Ordenstag 2016: Der Gast eines anderen werden
"Der Gast eines anderen werden" dieses Zitat des französischen Jesuiten Michel de Certeau diente als Leitwort, des diesjährigen Ordenstages. Rund 150 Ordensleute machten sich am 24. September auf den Weg nach Münster, um dort zugleich Gast und Gastgeber zu sein und zu werden. Eingeladen hatten der Rat der Orden und Säkularinstitute unterstützt durch das Ordensreferat.
Prof. Dr. Margit Eckholt, Professorin für Fundamentaltheologie und Dogmatik in Osnabrück, eröffnete den Tag mit dem Geistlichen Wort im St. Paulus-Dom. Sr. Anne Kurz vom Ordensrat charakterisierte die Referentin als eine anspruchsvolle Theologin, die im Rückgriff auf Philosophie, Poesie und Mystik über das Heute des Glaubens reflektiere. "Eines der großen Zeichen der Zeit zu Beginn des 21. Jahrhunderts ist das Phänomen der globalen Migration", führte Prof. Dr. Margit Eckholt in ihrem Impuls aus.

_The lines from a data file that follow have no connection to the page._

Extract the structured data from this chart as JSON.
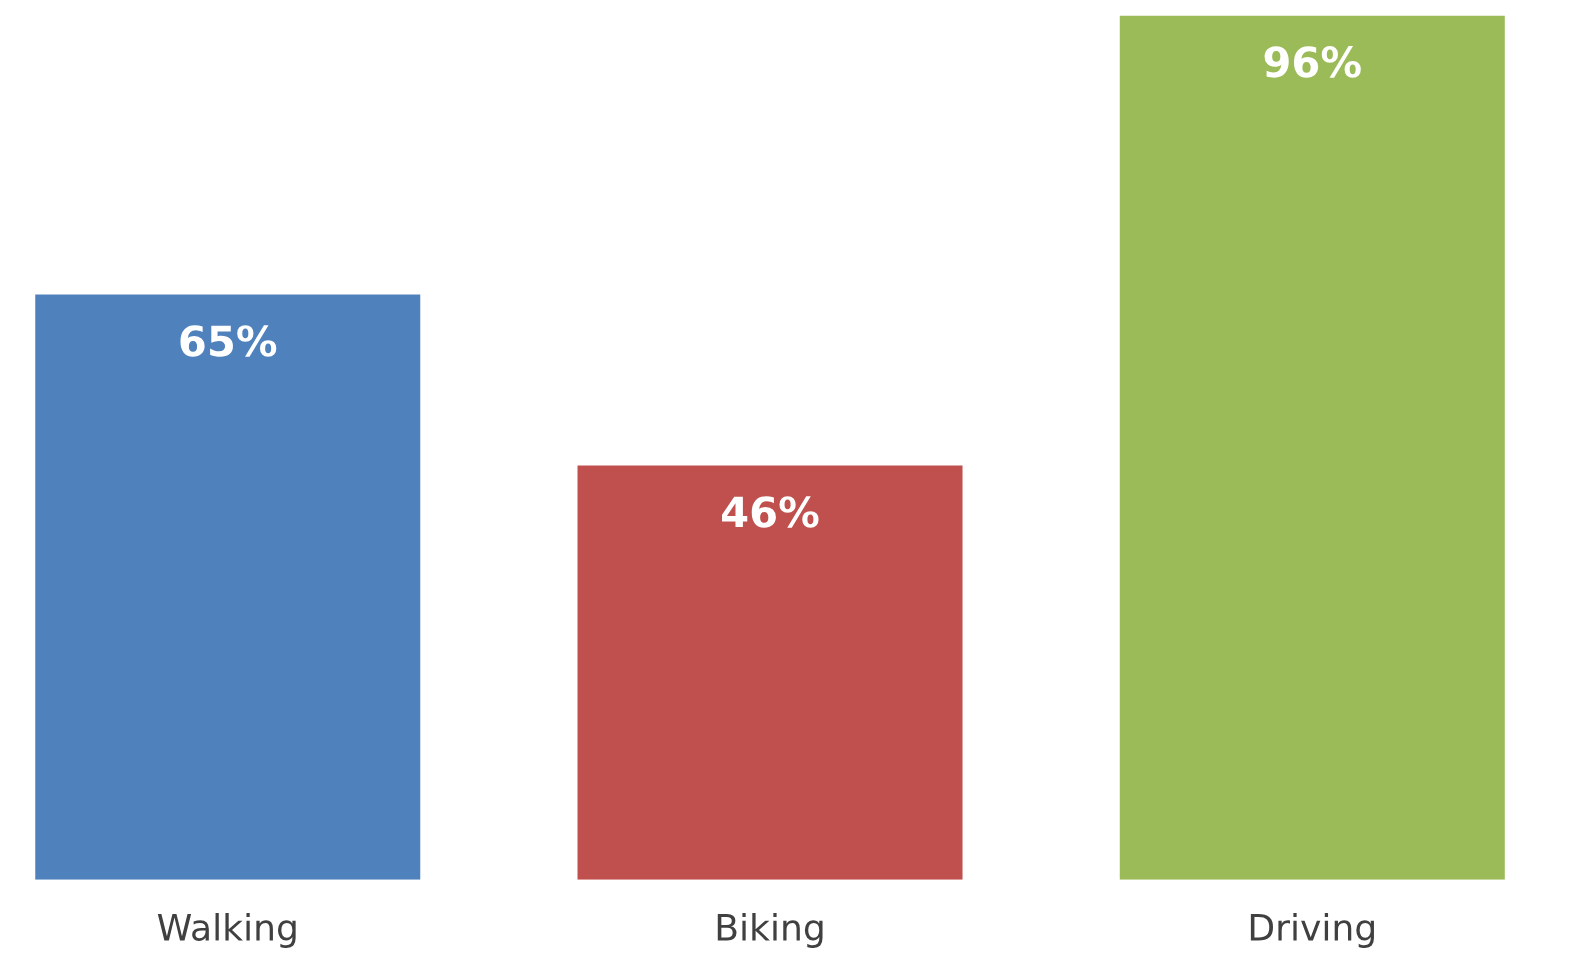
{
  "chart_data": {
    "type": "bar",
    "categories": [
      "Walking",
      "Biking",
      "Driving"
    ],
    "values": [
      65,
      46,
      96
    ],
    "colors": [
      "#4f81bd",
      "#c0504d",
      "#9bbb59"
    ],
    "value_labels": [
      "65%",
      "46%",
      "96%"
    ],
    "grid": false,
    "legend": false
  }
}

Menschen seien auf der Suche nach Sehnsuchtsorten erleiden dabei aber nicht selten auf unterschiedliche Weise Schiffbruch. Sie durchschreiten auf der Suche nach dem ersehnten Eldorado Grenz- und Zwischenorte, Andersorte. Gott erweist sich als jener, der Räume eröffnet als Gekreuzigter und als Auferstandener. Eckholt machte die Ordenschristen darauf aufmerksam, dass sie durch ihr Dasein und ihre Hingabe mitten in der Zerbrechlichkeit der Welt Orte schaffen können, in denen menschliche Schwäche Raum hat und so "Gott als Gast" eintreten kann. In diesem Sinne bietet der Glaube weder Sicherheit noch "Überkleidung" mit falscher Stärke, sondern er wird zum Habitus – zum neuen Kleid – als Abenteuer Gastfreundschaft. Gerade das ist österliche Lebenskultur, in der Gott sich selbst als Gabe gibt.
Dies wurde dann nochmal in besonderer Weise am Nachmittag in einer feierlichen Eucharistiefeier im St. Paulus Dom erfahrbar, die Bischof Dr. Felix Genn mit Pater Hans Pittruff vom Ordensrat und dem stellvertretenden Generalvikar Dr. Jochen Reidegeld, dem Leiter der Fachstelle Orden, Säkularinstitute und Geistliche Gemeinschaften des Bistums zelebrierte. In seiner Predigt gab Bischof Dr. Felix Genn zu bedenken, dass Jesus sich nicht nur in seinem Tod sondern ständig für alle Menschen ausliefere und hingebe. Im Blick auf das Leitwort ergänzte er: "Er ist da, um Gast von den vielen anderen und seiner selbst zu werden." Ausdrücklich ermunterte er die Ordensleute, über diesen Gedanken für sich selbst weiter zu meditieren. Die Jünger hätten sich laut Evangelium gescheut, Jesus nach der Bedeutung seiner Worte zu fragen. "Für uns aber gehört die tägliche Betrachtung zu den Grundwerten", verdeutlichte der Bischof, "scheuen wir uns nicht, ihm auch Unverstandenes hinzuhalten. Öffnen wir ihm die Tür, dann wird das Wort der Hingabe in jeder Eucharistiefeier ganz konkret, dann gehören wir ihm ganz." Der Bischof schloss mit den Worten: "Wir werden hinaus geschickt, damit wir Gast sein können und Gäste haben".
Nach einem Tag der Begegnung und des Austauschs kehrten alle, Gäste sowie Gastgeber mit vielfältigen Denkanstößen in ihre Gemeinschaften zurück. Abwechslungsreiche Anregungen, spiritueller, sozial-caritativer und kultureller Natur füllten den Tag zwischen Geistlichem Wort am Vormittag und der Predigt am Nachmittag. Möglich wurde die breite Programmpalette durch zahlreiche Mitwirkende aus den Ordensgemeinschaften, den Geistlichen Gemeinschaften und nicht zuletzt dem Fachdienst für Integration und Migration des Caritasverbands. Ihnen allen sei an dieser Stelle noch einmal ausdrücklich ein Dank gesagt.